Olas...
Puede que hasta ahora una palabra tan breve como esa nos hiciera pensar en algo tan inmenso como el mar. En el arrullo y la cadencia suave, o en la bravura de la tempestad. En el olor a salitre. En el sol calentándonos la piel. En la arena húmeda entre los dedos de los pies. En lo incansable y lo interminable. En su constante ir y venir. En ese momento en el que tratan de alcanzarte, de mojarte, y das un par de pasos atrás, intentando huir..
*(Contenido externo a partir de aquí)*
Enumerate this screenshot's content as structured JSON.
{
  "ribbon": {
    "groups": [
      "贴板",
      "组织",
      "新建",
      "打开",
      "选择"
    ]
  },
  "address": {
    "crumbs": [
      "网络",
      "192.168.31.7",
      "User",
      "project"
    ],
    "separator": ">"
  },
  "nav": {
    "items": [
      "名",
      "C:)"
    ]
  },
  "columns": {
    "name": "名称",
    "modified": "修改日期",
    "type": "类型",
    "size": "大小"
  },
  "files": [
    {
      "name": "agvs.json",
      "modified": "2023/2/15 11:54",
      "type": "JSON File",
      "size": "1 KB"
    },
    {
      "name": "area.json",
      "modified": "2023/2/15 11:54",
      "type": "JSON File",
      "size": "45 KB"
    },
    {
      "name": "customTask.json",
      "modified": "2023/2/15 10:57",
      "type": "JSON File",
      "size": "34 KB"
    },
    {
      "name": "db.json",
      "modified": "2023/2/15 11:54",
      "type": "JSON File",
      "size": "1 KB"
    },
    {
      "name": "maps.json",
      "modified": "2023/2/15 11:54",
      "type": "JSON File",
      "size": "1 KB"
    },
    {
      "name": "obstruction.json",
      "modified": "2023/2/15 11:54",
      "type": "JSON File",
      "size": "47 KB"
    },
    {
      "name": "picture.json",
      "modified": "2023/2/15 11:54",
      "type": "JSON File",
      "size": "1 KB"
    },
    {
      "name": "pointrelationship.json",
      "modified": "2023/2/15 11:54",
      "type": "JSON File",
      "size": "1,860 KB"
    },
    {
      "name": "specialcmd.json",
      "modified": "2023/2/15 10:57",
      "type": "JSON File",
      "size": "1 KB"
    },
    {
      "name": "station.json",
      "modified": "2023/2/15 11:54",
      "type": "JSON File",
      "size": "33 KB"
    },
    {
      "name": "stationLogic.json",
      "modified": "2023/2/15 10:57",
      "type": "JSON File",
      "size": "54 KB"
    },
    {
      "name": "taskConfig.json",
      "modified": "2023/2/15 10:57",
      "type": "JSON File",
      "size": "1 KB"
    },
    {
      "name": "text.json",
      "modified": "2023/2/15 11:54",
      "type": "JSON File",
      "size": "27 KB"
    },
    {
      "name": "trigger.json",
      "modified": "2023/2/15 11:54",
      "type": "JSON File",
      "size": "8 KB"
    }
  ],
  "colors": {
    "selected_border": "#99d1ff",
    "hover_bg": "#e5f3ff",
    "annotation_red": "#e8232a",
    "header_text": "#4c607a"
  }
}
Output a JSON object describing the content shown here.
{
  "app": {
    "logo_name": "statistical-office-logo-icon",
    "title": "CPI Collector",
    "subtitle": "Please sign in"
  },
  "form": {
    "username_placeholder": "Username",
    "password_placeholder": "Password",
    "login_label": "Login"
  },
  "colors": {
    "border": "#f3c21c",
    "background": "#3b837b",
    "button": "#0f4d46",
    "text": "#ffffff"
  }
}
Ahora cuando oímos hablar de olas, recordamos la primera, la segunda, la tercera... Y nos hace pensar en enfermedad, en muerte, en desánimo, en cansancio, en una lucha sin cuartel contra un enemigo invisible que, de momento, nos está ganando todas las batallas. Creo que nunca una palabra fue tan apropiada como esa, olas. La vemos crecer en la distancia. La vemos coger fuerza. La miramos desde la orilla pensando que romperá lejos, que no nos alcanzará. Nos retiramos, un paso, dos, tres... nunca los suficientes. La ola nos da de lleno, otra vez. No sé qué no hemos aprendido de las anteriores, aunque quizá no haya más por aprender porque no hay manera de irnos lo bastante lejos de ella. Estamos anclados en esta orilla y nos salpicará, y con suerte será poco. Creo que sabemos, que no va a ser la última. La sensación, la mía, es que esta, aún está creciendo.
El cielo está gris, las nubes amenazan tormenta, el viento huele a sal, el agua del mar está brava y oscura.
Y a lo lejos...no deja de crecer una ola...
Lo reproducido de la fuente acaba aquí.